Elle s'était accoutumée à ce que son rythme de vie ne repose plus entre ses mains : peu importe même, tant cette routine a quelque chose de rassurant. Désormais on fait pour elle et dans l'ombre, on ne requiert d'elle que des choix aussi superficiels que la couleur de ses robes et les lieux de ses promenades quotidiennes. Un·e épris·e de liberté en souffrirait sûrement, mais la Princesse de Cœur est de ces esprits qui se rangent volontiers derrière les décisions d'autrui.
On l'avait laissée décider de sa sortie du jour, et son choix s'était porté sur le Labyrinthe, vaste étendue de ronces et de roses qu'elle aperçoit depuis ses balcons sans jamais s'y être réellement aventurée. Parmi les obligations auxquelles elle s'était faites figurait également celle de l'escorte, qui la mettait pourtant tant mal à l'aise au début ... Elle pensait ne jamais se faire à être suivie en silence par un·e inconnu·e – triste ironie, quand son pouvoir lui permet de faire exactement cela sans être vue. Aujourd'hui, elle n'en fait plus grand cas, et trouve même quelque chose de rassérénant à cette présence protectrice.
Quand vos regards se croisent, elle esquisse un souris timide en réponse à celui que tu lui adresses. Ses petits souliers ouvragés dessinent un rythme régulier en claquant sur le sol, qui s'arrête avec douceur lorsque tu prononces quelques mots.
Entendu. Hochement de tête, avant de poursuivre sa marche vers l'entrée du Labyrinthe. De là, le rouge des mille et unes roses lui apparaît comme autant de taches ensanglantées.

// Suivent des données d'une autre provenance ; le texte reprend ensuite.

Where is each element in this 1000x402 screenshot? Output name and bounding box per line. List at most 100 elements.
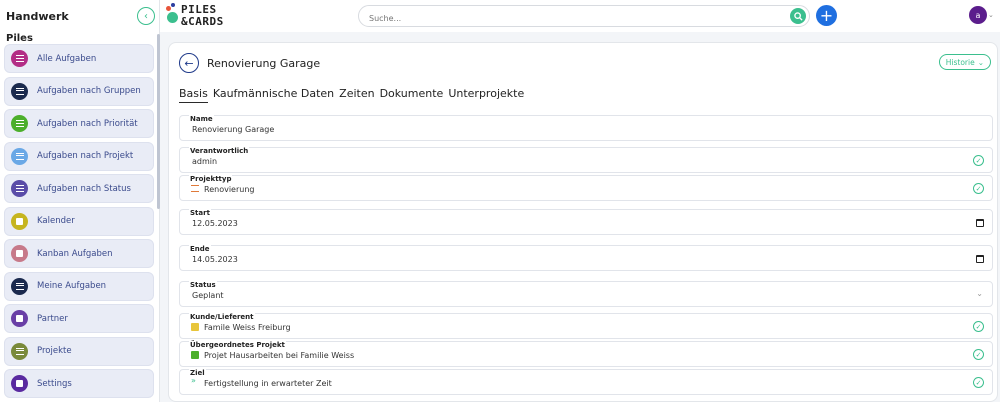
end-date-field[interactable]: Ende 14.05.2023 [179,245,993,271]
icon-glyph [15,55,24,62]
search-button[interactable] [790,8,806,24]
tab[interactable]: Dokumente [380,87,444,103]
calendar-icon [11,212,28,230]
status-select[interactable]: Status Geplant ⌄ [179,281,993,307]
sidebar-item-label: Partner [37,313,68,324]
app-logo[interactable]: PILES &CARDS [166,3,226,29]
sidebar-list: Alle Aufgaben Aufgaben nach Gruppen Aufgab… [4,44,154,402]
icon-glyph [16,217,23,225]
owner-value: admin [192,157,218,166]
end-label: Ende [189,245,211,253]
goal-field[interactable]: Ziel » Fertigstellung in erwarteter Zeit… [179,369,993,395]
sidebar-item-label: Aufgaben nach Gruppen [37,86,141,96]
end-value: 14.05.2023 [192,255,238,264]
sidebar-item[interactable]: Meine Aufgaben [4,271,154,301]
icon-glyph [15,152,24,160]
sidebar-item[interactable]: Projekte [4,336,154,366]
start-label: Start [189,209,211,217]
type-field[interactable]: Projekttyp Renovierung ✓ [179,175,993,201]
icon-glyph [16,250,23,257]
sidebar-item[interactable]: Settings [4,369,154,398]
tab[interactable]: Zeiten [339,87,374,103]
search-bar [358,5,810,29]
chevron-left-icon: ‹ [144,10,148,22]
workspace-title: Handwerk [6,9,69,23]
edit-check-icon[interactable]: ✓ [973,321,984,332]
tab[interactable]: Kaufmännische Daten [213,87,334,103]
list-icon [11,82,28,100]
back-button[interactable]: ← [179,53,199,73]
tab-bar: Basis Kaufmännische Daten Zeiten Dokumente U… [179,87,524,103]
customer-field[interactable]: Kunde/Lieferent Famile Weiss Freiburg ✓ [179,313,993,339]
history-button[interactable]: Historie ⌄ [938,54,991,70]
edit-check-icon[interactable]: ✓ [973,349,984,360]
sidebar-item-label: Settings [37,378,72,389]
list-icon [11,180,28,197]
icon-glyph [15,87,24,95]
sidebar-item[interactable]: Kalender [4,206,154,236]
sidebar-item[interactable]: Aufgaben nach Projekt [4,141,154,171]
parent-project-field[interactable]: Übergeordnetes Projekt Projet Hausarbeit… [179,341,993,367]
start-date-field[interactable]: Start 12.05.2023 [179,209,993,235]
collapse-sidebar-button[interactable]: ‹ [137,7,155,25]
edit-check-icon[interactable]: ✓ [973,155,984,166]
project-icon [191,351,199,359]
sidebar-item-label: Projekte [37,346,72,356]
list-icon [11,277,28,295]
name-field[interactable]: Name Renovierung Garage [179,115,993,141]
arrow-left-icon: ← [184,56,194,70]
sidebar-item[interactable]: Aufgaben nach Status [4,174,154,203]
plus-icon: + [819,5,834,25]
goal-value: Fertigstellung in erwarteter Zeit [204,379,332,388]
logo-text-line2: &CARDS [181,15,224,28]
main-content: ← Renovierung Garage Historie ⌄ Basis Kau… [160,32,1000,402]
sidebar-item-label: Alle Aufgaben [37,53,97,64]
list-icon [11,342,28,360]
sidebar-item-label: Meine Aufgaben [37,281,107,291]
list-icon [191,185,199,192]
sidebar-item[interactable]: Kanban Aufgaben [4,239,154,268]
chevron-down-icon[interactable]: ⌄ [988,11,994,19]
customer-label: Kunde/Lieferent [189,313,255,321]
kanban-icon [11,245,28,262]
parent-project-label: Übergeordnetes Projekt [189,341,286,349]
user-avatar[interactable]: a [969,6,987,24]
tab[interactable]: Basis [179,87,208,103]
name-label: Name [189,115,214,123]
sidebar-item[interactable]: Partner [4,304,154,333]
calendar-icon[interactable] [976,219,984,227]
list-icon [11,50,28,67]
start-value: 12.05.2023 [192,219,238,228]
customer-value: Famile Weiss Freiburg [204,323,291,332]
icon-glyph [15,185,24,192]
icon-glyph [15,282,24,290]
parent-project-value: Projet Hausarbeiten bei Familie Weiss [204,351,355,360]
add-button[interactable]: + [816,5,837,26]
project-panel: ← Renovierung Garage Historie ⌄ Basis Kau… [168,42,998,402]
search-input[interactable] [369,8,769,29]
sidebar-header: Handwerk [0,0,159,32]
icon-glyph [15,347,24,355]
name-value: Renovierung Garage [192,125,275,134]
sidebar-item-label: Kanban Aufgaben [37,248,113,259]
type-value: Renovierung [204,185,255,194]
page-title: Renovierung Garage [207,57,321,70]
contact-icon [11,310,28,327]
sidebar-item[interactable]: Aufgaben nach Priorität [4,109,154,138]
sidebar-item-label: Aufgaben nach Projekt [37,151,134,161]
icon-glyph [16,315,23,322]
sidebar-item[interactable]: Alle Aufgaben [4,44,154,73]
chevron-down-icon: ⌄ [977,57,984,67]
chevron-down-icon: ⌄ [976,289,983,298]
search-icon [793,11,803,21]
sidebar-item-label: Kalender [37,216,75,226]
owner-field[interactable]: Verantwortlich admin ✓ [179,147,993,173]
history-label: Historie [945,57,975,67]
edit-check-icon[interactable]: ✓ [973,377,984,388]
edit-check-icon[interactable]: ✓ [973,183,984,194]
wrench-icon [11,375,28,392]
icon-glyph [16,380,23,387]
tab[interactable]: Unterprojekte [448,87,524,103]
sidebar-item[interactable]: Aufgaben nach Gruppen [4,76,154,106]
calendar-icon[interactable] [976,255,984,263]
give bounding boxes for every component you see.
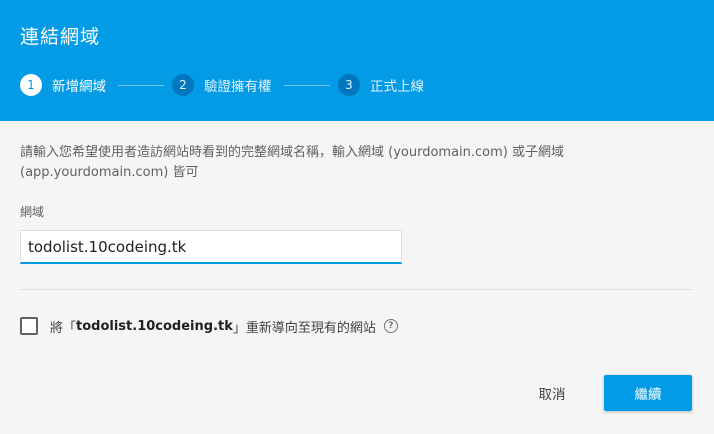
- stepper: 1 新增網域 2 驗證擁有權 3 正式上線: [20, 73, 700, 97]
- domain-input-wrapper: [20, 230, 402, 264]
- connect-domain-dialog: 連結網域 1 新增網域 2 驗證擁有權 3 正式上線 請輸入您希望使用者造訪網站…: [0, 0, 714, 434]
- step-go-live: 3 正式上線: [338, 73, 424, 97]
- domain-description: 請輸入您希望使用者造訪網站時看到的完整網域名稱，輸入網域 (yourdomain…: [20, 145, 564, 180]
- step-number-2: 2: [172, 74, 194, 96]
- redirect-label-suffix: 」重新導向至現有的網站: [232, 320, 376, 336]
- redirect-label-prefix: 將「: [50, 320, 77, 336]
- step-number-3: 3: [338, 74, 360, 96]
- step-label-go-live: 正式上線: [370, 79, 424, 95]
- cancel-button[interactable]: 取消: [522, 374, 582, 412]
- step-connector-2: [284, 85, 330, 86]
- step-label-add-domain: 新增網域: [52, 79, 106, 95]
- help-circle-icon[interactable]: ?: [383, 319, 398, 333]
- step-label-verify-ownership: 驗證擁有權: [204, 79, 272, 95]
- redirect-option: 將「 todolist.10codeing.tk 」重新導向至現有的網站 ?: [20, 315, 398, 337]
- divider: [20, 289, 692, 290]
- dialog-footer: 取消 繼續: [0, 374, 714, 412]
- continue-button[interactable]: 繼續: [604, 375, 692, 411]
- domain-input[interactable]: [21, 231, 401, 262]
- redirect-checkbox[interactable]: [20, 317, 38, 335]
- dialog-title: 連結網域: [20, 26, 101, 48]
- step-number-1: 1: [20, 74, 42, 96]
- step-connector-1: [118, 85, 164, 86]
- dialog-header: 連結網域 1 新增網域 2 驗證擁有權 3 正式上線: [0, 0, 714, 121]
- step-add-domain: 1 新增網域: [20, 73, 106, 97]
- step-verify-ownership: 2 驗證擁有權: [172, 73, 272, 97]
- redirect-label-domain: todolist.10codeing.tk: [76, 318, 233, 334]
- domain-field-label: 網域: [20, 205, 45, 219]
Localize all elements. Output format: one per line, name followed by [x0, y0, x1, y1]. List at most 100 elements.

Parvenue aux haies formant une arche afin de marquer le début du parcours, elle effleure du bout des doigts la corolle d'une rose et tâche d'en humer le parfum. Elle se laisse un petit temps de réflexion avant de finalement laisser s'élever sa douce voix, encore timide et peu assurée, mais bien présente – là où il n'y a encore pas si longtemps, la pointe du crayon la remplaçait.
Oui, beaucoup. La vie y est douce et le temps est clément. Même si ... si j'ai encore l'impression de ... manquer de quelque chose pour être vraiment- pour vraiment appartenir à ce pays. L'impétuosité sans doute, si étrangère à sa nature douce et patiente. Elle manque de se murer à nouveau dans le silence, mais l'inquiétude qui vient avec le fait de converser l'en empêche.
Avez-vous toujours vécu à Crims ?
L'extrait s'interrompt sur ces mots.